Le prix minimum du cacao garanti aux producteurs ivoiriens a dégringolé de 1.100 à 700 francs CFA le kg. La chute des cours du cacao estimée à 30% depuis six mois affecte durement les recettes fiscales du pays.

L’annonce du nouveau prix bord champ (prix payé au producteur) du kilogramme de cacao pour la campagne intermédiaire 2016-2017 qui démarrera le 1er avril 2017 a été publiée le 30 mars par le gouvernement ivoirien et est fixé à 700 francs CFA.

Ce prix est le plus bas qu’ait connu le kilogramme de cacao depuis le début de la réforme du secteur en 2012. « La chute des cours impactera les finances publiques. Tous les ministères réviseront à la baisse leur budget », a expliqué Bruno Koné, le porte-parole du gouvernement au sortir de la réunion hebdomadaire du Conseil des ministres, le 30 mars 2017.

Il est a noter que cette annonce intervient dans un contexte mondial difficile, marqué par la chute drastique des cours internationaux du cacao (plus de 30%) depuis le mois d’octobre 2016. La Côte d’Ivoire, particulièrement devra payer un lourd tribu de cette baisse d’autant plus que son budget est en grande partie soutenu par les recettes émanant de la vente de son cacao.

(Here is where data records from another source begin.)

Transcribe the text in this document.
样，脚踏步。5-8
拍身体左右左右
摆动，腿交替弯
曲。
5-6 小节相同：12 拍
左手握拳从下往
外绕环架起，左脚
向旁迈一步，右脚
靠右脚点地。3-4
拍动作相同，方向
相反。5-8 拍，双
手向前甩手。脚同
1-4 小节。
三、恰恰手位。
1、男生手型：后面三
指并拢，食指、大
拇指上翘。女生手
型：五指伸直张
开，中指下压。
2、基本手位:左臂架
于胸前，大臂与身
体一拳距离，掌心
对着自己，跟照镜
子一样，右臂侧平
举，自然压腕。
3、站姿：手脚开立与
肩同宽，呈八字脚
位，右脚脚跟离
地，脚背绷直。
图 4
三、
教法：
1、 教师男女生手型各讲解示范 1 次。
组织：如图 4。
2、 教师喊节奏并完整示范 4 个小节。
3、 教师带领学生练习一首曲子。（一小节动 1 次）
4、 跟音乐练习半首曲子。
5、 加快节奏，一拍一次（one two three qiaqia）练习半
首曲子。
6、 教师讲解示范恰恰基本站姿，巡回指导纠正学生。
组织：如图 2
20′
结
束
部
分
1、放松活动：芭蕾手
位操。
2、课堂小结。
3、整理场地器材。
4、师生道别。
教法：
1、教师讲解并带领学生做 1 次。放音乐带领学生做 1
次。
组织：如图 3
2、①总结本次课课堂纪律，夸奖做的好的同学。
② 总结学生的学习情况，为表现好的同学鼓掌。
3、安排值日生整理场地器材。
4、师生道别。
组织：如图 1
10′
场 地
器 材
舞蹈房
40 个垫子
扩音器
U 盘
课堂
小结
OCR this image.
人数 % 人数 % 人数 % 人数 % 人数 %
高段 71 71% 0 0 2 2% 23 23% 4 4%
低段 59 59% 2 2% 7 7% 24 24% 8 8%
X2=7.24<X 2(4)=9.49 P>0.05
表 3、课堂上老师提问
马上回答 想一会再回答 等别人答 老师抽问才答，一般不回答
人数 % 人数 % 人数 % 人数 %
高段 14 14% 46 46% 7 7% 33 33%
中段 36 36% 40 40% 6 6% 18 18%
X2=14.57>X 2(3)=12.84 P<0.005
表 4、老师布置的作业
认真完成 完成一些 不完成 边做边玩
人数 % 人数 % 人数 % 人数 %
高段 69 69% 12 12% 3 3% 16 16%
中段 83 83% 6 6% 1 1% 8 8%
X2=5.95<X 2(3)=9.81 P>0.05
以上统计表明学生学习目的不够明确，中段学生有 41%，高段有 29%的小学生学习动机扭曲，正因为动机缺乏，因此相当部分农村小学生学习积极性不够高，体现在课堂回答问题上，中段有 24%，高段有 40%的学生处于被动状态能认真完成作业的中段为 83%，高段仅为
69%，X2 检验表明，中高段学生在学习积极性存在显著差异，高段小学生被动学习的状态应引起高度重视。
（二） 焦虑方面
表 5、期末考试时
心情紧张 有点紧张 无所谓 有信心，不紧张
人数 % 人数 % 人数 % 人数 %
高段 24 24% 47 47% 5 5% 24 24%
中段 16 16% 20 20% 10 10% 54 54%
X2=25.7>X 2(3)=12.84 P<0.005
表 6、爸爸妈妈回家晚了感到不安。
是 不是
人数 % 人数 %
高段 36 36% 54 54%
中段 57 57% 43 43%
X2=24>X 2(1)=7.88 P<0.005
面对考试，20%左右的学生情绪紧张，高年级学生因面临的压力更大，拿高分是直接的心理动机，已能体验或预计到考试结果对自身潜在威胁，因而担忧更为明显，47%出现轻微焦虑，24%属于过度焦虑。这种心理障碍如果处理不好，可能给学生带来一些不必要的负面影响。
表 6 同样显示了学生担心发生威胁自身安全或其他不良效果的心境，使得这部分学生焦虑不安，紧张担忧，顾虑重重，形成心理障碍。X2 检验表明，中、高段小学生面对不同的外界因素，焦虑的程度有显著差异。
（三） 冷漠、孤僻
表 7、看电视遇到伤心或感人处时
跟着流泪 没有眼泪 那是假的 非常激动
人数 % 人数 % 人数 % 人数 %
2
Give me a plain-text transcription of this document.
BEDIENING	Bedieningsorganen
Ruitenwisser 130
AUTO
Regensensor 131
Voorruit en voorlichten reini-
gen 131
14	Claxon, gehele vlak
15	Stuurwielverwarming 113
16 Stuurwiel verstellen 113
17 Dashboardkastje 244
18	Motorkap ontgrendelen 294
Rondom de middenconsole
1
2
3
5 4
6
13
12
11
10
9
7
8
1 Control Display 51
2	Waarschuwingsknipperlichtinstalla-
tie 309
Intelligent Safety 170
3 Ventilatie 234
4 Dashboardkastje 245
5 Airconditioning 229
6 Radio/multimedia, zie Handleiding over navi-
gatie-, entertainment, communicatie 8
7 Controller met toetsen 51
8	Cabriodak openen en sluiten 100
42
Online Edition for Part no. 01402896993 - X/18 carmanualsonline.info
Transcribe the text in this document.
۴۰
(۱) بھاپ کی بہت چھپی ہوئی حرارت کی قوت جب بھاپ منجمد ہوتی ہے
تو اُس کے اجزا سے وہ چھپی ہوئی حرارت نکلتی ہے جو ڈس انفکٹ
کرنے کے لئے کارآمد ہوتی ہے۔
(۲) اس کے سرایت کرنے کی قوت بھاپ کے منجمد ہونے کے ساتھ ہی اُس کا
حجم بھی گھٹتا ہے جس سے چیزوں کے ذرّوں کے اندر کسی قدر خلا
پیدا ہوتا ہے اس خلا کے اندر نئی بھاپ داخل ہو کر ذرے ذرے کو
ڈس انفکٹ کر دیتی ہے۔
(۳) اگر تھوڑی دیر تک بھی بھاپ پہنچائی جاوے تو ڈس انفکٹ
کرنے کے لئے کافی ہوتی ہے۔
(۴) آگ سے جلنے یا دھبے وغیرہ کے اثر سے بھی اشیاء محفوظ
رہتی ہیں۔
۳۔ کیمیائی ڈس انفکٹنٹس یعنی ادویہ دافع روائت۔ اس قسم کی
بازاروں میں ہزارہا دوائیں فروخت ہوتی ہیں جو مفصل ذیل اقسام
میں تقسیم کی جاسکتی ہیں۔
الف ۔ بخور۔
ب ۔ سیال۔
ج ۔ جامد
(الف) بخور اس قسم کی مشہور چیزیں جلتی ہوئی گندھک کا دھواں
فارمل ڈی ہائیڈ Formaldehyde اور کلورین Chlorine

Pour respecter la promesse de donner 60% du prix international aux paysans, l’État a dû renoncer à la taxe d’enregistrement auprès du fisc de 5% et a procédé à la réduction d’une partie des autres taxes. Ce qui représente environ 43,4 milliards de francs CFA de pertes sèches pour la Côte d’Ivoire.

Le déficit budgétaire ivoirien devrait augmenter à 5% du PIB cette année, contre 3,9% pour 2016, selon Renaissance CapitalCette baisse des cours du cacao au plan mondial a notamment révélé quelques failles dans le système de ventes à terme du cacao en vigueur en Côte d’Ivoire en ce sens que certains exportateurs ont fait défaut sur leurs contrats, obligeant le Conseil Café Cacao (CCC) à revendre d’importants volumes de fèves à prix déprimé.

Le Conseil Café Cacao s’est, par conséquent, vu contraint de maintenir le prix minimum d’achat garanti de 1.100 Fcfa au producteur en puisant dans ses réserves financières.